SUREMap: Predicting Uncertainty in CNN-based Image Reconstruction Using Stein's Unbiased Risk Estimate
This addresses the need for reliability in CNN-based reconstructions for end-users in computational imaging, though it is incremental as it builds on existing AMP and SURE frameworks.
The paper tackled the problem of uncertainty quantification in CNN-based image reconstruction for safety-critical applications like medical imaging, by developing per-pixel confidence intervals using Stein's unbiased risk estimate (SURE) to produce trust heatmaps.

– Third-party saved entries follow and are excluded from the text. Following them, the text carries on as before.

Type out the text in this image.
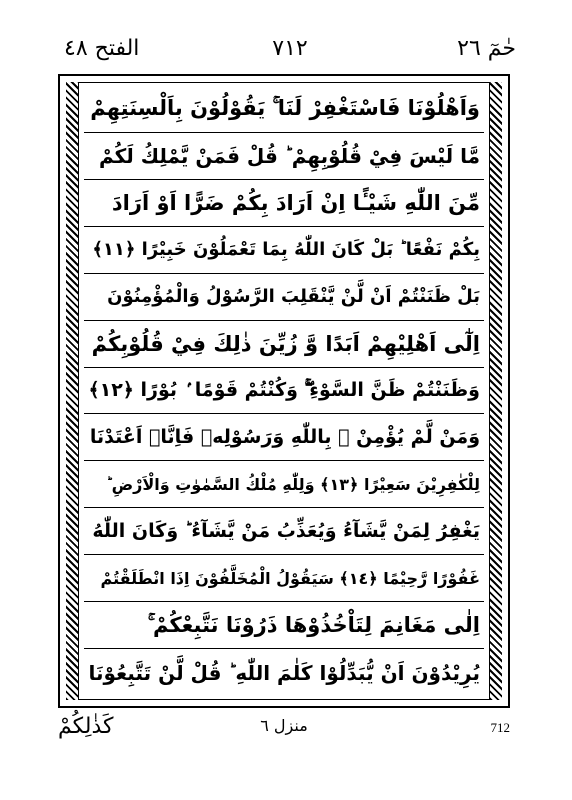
الفتح ٤٨	٧١٢	حٰمٓ ٢٦
وَاَهْلُوْنَا فَاسْتَغْفِرْ لَنَا ۚ يَقُوْلُوْنَ بِاَلْسِنَتِهِمْ
مَّا لَيْسَ فِيْ قُلُوْبِهِمْ ؕ قُلْ فَمَنْ يَّمْلِكُ لَكُمْ
مِّنَ اللّٰهِ شَيْـًٔا اِنْ اَرَادَ بِكُمْ ضَرًّا اَوْ اَرَادَ
بِكُمْ نَفْعًا ؕ بَلْ كَانَ اللّٰهُ بِمَا تَعْمَلُوْنَ خَبِيْرًا ﴿١١﴾
بَلْ ظَنَنْتُمْ اَنْ لَّنْ يَّنْقَلِبَ الرَّسُوْلُ وَالْمُؤْمِنُوْنَ
اِلٰٓى اَهْلِيْهِمْ اَبَدًا وَّ زُيِّنَ ذٰلِكَ فِيْ قُلُوْبِكُمْ
وَظَنَنْتُمْ ظَنَّ السَّوْءِ ۖۚ وَكُنْتُمْ قَوْمًا ۢ بُوْرًا ﴿١٢﴾
وَمَنْ لَّمْ يُؤْمِنْ ۢ بِاللّٰهِ وَرَسُوْلِهٖ فَاِنَّاۤ اَعْتَدْنَا
لِلْكٰفِرِيْنَ سَعِيْرًا ﴿١٣﴾ وَلِلّٰهِ مُلْكُ السَّمٰوٰتِ وَالْاَرْضِ ؕ
يَغْفِرُ لِمَنْ يَّشَآءُ وَيُعَذِّبُ مَنْ يَّشَآءُ ؕ وَكَانَ اللّٰهُ
غَفُوْرًا رَّحِيْمًا ﴿١٤﴾ سَيَقُوْلُ الْمُخَلَّفُوْنَ اِذَا انْطَلَقْتُمْ
اِلٰى مَغَانِمَ لِتَاْخُذُوْهَا ذَرُوْنَا نَتَّبِعْكُمْ ۚ
يُرِيْدُوْنَ اَنْ يُّبَدِّلُوْا كَلٰمَ اللّٰهِ ؕ قُلْ لَّنْ تَتَّبِعُوْنَا
كَذٰلِكُمْ	منزل ٦	712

Convolutional neural networks (CNN) have emerged as a powerful tool for solving computational imaging reconstruction problems. However, CNNs are generally difficult-to-understand black-boxes. Accordingly, it is challenging to know when they will work and, more importantly, when they will fail. This limitation is a major barrier to their use in safety-critical applications like medical imaging: Is that blob in the reconstruction an artifact or a tumor? In this work we use Stein's unbiased risk estimate (SURE) to develop per-pixel confidence intervals, in the form of heatmaps, for compressive sensing reconstruction using the approximate message passing (AMP) framework with CNN-based denoisers. These heatmaps tell end-users how much to trust an image formed by a CNN, which could greatly improve the utility of CNNs in various computational imaging applications.